Berikut panduan tentang asal-usul perang saudara Suriah, kubu domestik yang bertempur, dan negara-negara beking yang memiliki agenda tersendiri dalam konflik tersebut.

Asal Mula Perang Saudara Suriah





Suriah yang dulunya merupakan wilayah mandat Prancis, menjadi negara merdeka setelah Perang Dunia II. Pada tahun 1966, perwira militer yang termasuk minoritas Alawite mengambil alih kekuasaan.



Hal itu memastikan dominasi kelompok tersebut, yang keyakinannya merupakan cabang dari Islam Syiah, di negara yang sekitar 74 persen penduduknya adalah Muslim Sunni. Populasi Suriah juga mencakup komunitas Kristen, Druze, dan Kurdi yang cukup besar.

Presiden lama Hafez al-Assad dituduh secara brutal menekan perbedaan pendapat dan digantikan oleh putranya; Bashar al-Assad pada tahun 2000 dan berkuasa hingga sekarang.

Sebagai bagian dari gelombang kerusuhan pro-demokrasi yang dikenal sebagai gerakan Arab Spring, protes pecah di Suriah pada Maret 2011.

Dengan menggunakan panduan pedoman ayahnya, Bashar al-Assad menghancurkan protes yang berubah jadi kerusuhan bersenjata. Dua mengerahkan pesawat tempur, helikopter militer, artileri, dan tank untuk melawan pemberontak bersenjata ringan yang mulai berorganisasi.

Konflik tersebut sebagian besar pecah berdasarkan garis sektarian, dengan kaum Alawite Suriah mendukung Assad dan kaum Sunni mendukung oposisi.

Kekuatan asing—termasuk Rusia, Iran, Amerika Serikat (AS), dan Turki—melihat perang saudara Suriah sebagai peluang untuk memperluas pengaruh mereka di negara yang berada di antara garis patahan geopolitik kawasan tersebut.

Intervensi asing meningkat setelah ISIS, sempalan al-Qaeda yang bertujuan untuk menciptakan masyarakat Islam yang puritan, menggunakan kekacauan tersebut untuk menaklukkan wilayah di Suriah dan Irak. Benteng terakhir ISIS jatuh pada tahun 2019.

Siapa Saja Pemain Domestik dalam Perang Saudara Suriah?

1. Rezim Bashar al-Assad



Pasukan yang setia kepada Assad—dengan bantuan Rusia, Iran, dan milisi Hizbullah Lebanon—berhasil pada tahun 2020 untuk membatasi wilayah yang dikuasai oleh kelompok militan hingga sekitar sepertiga wilayah negara tersebut.

Perang habis-habisan digantikan oleh pertempuran sporadis.
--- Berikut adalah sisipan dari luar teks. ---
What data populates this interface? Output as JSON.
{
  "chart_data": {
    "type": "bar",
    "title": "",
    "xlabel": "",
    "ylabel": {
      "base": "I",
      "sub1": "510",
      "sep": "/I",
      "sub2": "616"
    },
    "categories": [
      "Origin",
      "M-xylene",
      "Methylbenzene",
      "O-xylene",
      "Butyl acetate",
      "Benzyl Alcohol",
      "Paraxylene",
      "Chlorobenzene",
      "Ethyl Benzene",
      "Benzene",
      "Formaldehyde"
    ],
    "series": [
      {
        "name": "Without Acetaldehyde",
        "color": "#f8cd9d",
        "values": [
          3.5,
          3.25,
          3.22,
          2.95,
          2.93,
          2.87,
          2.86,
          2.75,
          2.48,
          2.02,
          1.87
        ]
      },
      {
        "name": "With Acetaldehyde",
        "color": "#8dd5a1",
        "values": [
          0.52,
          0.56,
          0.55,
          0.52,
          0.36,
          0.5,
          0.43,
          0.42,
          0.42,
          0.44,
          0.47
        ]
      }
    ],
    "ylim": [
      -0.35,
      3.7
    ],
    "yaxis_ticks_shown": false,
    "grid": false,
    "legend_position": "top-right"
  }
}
Assad, yang bersikeras bahwa semua pemberontak adalah "teroris", menentang tekanan internasional dan tidak memberikan konsesi apa pun kepada mereka.

2. Hayat Tahrir al-Sham (HTS)



Perebutan Aleppo pada akhir November dipimpin oleh HTS, atau Organisasi Pembebasan Levant.

Kelompok ini merupakan penerus Front al0Nusra, yang merupakan afiliasi al-Qaeda, kelompok yang bertanggung jawab atas serangan 11 September 2001 atau 9/11 terhadap AS.

HTS diyakini memiliki 15.000 milisi dan memiliki pengalaman dalam pemerintahan lokal di beberapa wilayah barat laut Suriah yang berada di luar kendali pasukan Assad.

Mereka yang bergabung dengan HTS adalah para milisi dari kelompok payung yang didukung Turki yang dikenal sebagai Front Pembebasan Nasional.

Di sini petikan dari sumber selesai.